Archive for March 9th, 2008

Friday was Skysidhe’s birthday and she respectfully asked me to tie her to a bed for her own staged kidnapping.  So I met her at the designated location to help tie her up.  She’d rented out a posh B&B room and set up a bottle of wine and strawberries and dipping sauce.  After changing into her corset and ruffled panties and being blindfolded I tied her wrists together then bound her to the headboard then tied her legs down.

I’ve known Skysidhe for more than half my life, and as I locked her in the room and drove to meet Bunny at a “secret location” for the ransom, I thought how fucking lucky I am to have friends so damn cool – and friends I know who would do the same for me if I ever asked. “Please tie me up for my birthday.” No questions asked.

I wore my pea coat and fedora when I met Bunny in the Laurelhurst parking lot to exchange the key and directions for a handful of non-consecutive, unmarked coffee beans.  I tried to keep my voice low and my hat down over my eyes as I threatened him within an inch of his life about telling anyone, (then added, “But have fun cutie and be careful!”) Not very kidnaperish, I know, but he left with a grin and I rushed off to meet my posse for The Princess Bride at the Bagdad.

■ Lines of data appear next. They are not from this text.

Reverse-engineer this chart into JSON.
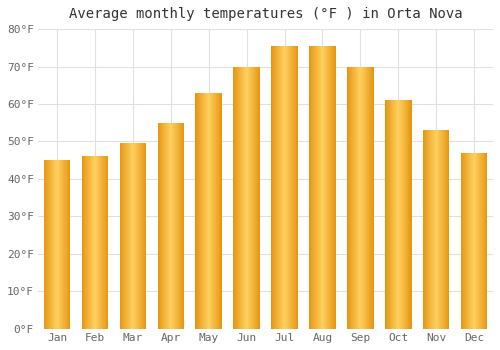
{
  "title": "Average monthly temperatures (°F ) in Orta Nova",
  "months": [
    "Jan",
    "Feb",
    "Mar",
    "Apr",
    "May",
    "Jun",
    "Jul",
    "Aug",
    "Sep",
    "Oct",
    "Nov",
    "Dec"
  ],
  "values": [
    45,
    46,
    49.5,
    55,
    63,
    70,
    75.5,
    75.5,
    70,
    61,
    53,
    47
  ],
  "bar_color_main": "#FFA500",
  "bar_color_light": "#FFD060",
  "bar_color_dark": "#E08800",
  "ylim": [
    0,
    80
  ],
  "yticks": [
    0,
    10,
    20,
    30,
    40,
    50,
    60,
    70,
    80
  ],
  "ytick_labels": [
    "0°F",
    "10°F",
    "20°F",
    "30°F",
    "40°F",
    "50°F",
    "60°F",
    "70°F",
    "80°F"
  ],
  "background_color": "#FFFFFF",
  "plot_bg_color": "#FFFFFF",
  "grid_color": "#E0E0E0",
  "title_fontsize": 10,
  "tick_fontsize": 8,
  "title_color": "#333333",
  "tick_color": "#666666",
  "bar_width": 0.7
}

I met up with the gang to watch one of the golden movies of my childhood, by far one of my favorite movies ever made. I expected that 200 people would be shouting the lines and cheering, but what I didn’t expect was the group of drunk chicks which I will hereby refer to as the “dumb bitches” talking about their boyfriends for the next hour and a half and laughing so shrill I had to cover my ears once to block the pain. INCONCEIVABLE!

I realized that The Princess Bride is too special to me to share with a bunch of drunk and unappreciative morons. The monthly movie at the Bagdad is one of my favorite new pastimes, but I was grouchy and irritated and briefly considered pushing one of the “dumb bitches” over the balcony. 

Even still, having a couple hundred people yelling, “As you wish.” And “My name is Inigo Montoya. You killed my father, prepare to die!” And “Bye bye boys. Have fun storming the castle.” made for a fun night with the peeps and a deep sleep.

I bought the book by William Goldman, because I’m embarrassed to admit I’ve never actually read it. That night I curled up in bed with a smile on my face and dreamed of Tom Welling…WTF? In the morning I dug through my coat pockets for the non-consecutive, unmarked beans and brewed myself a cup of kidnapper coffee and sat down to read.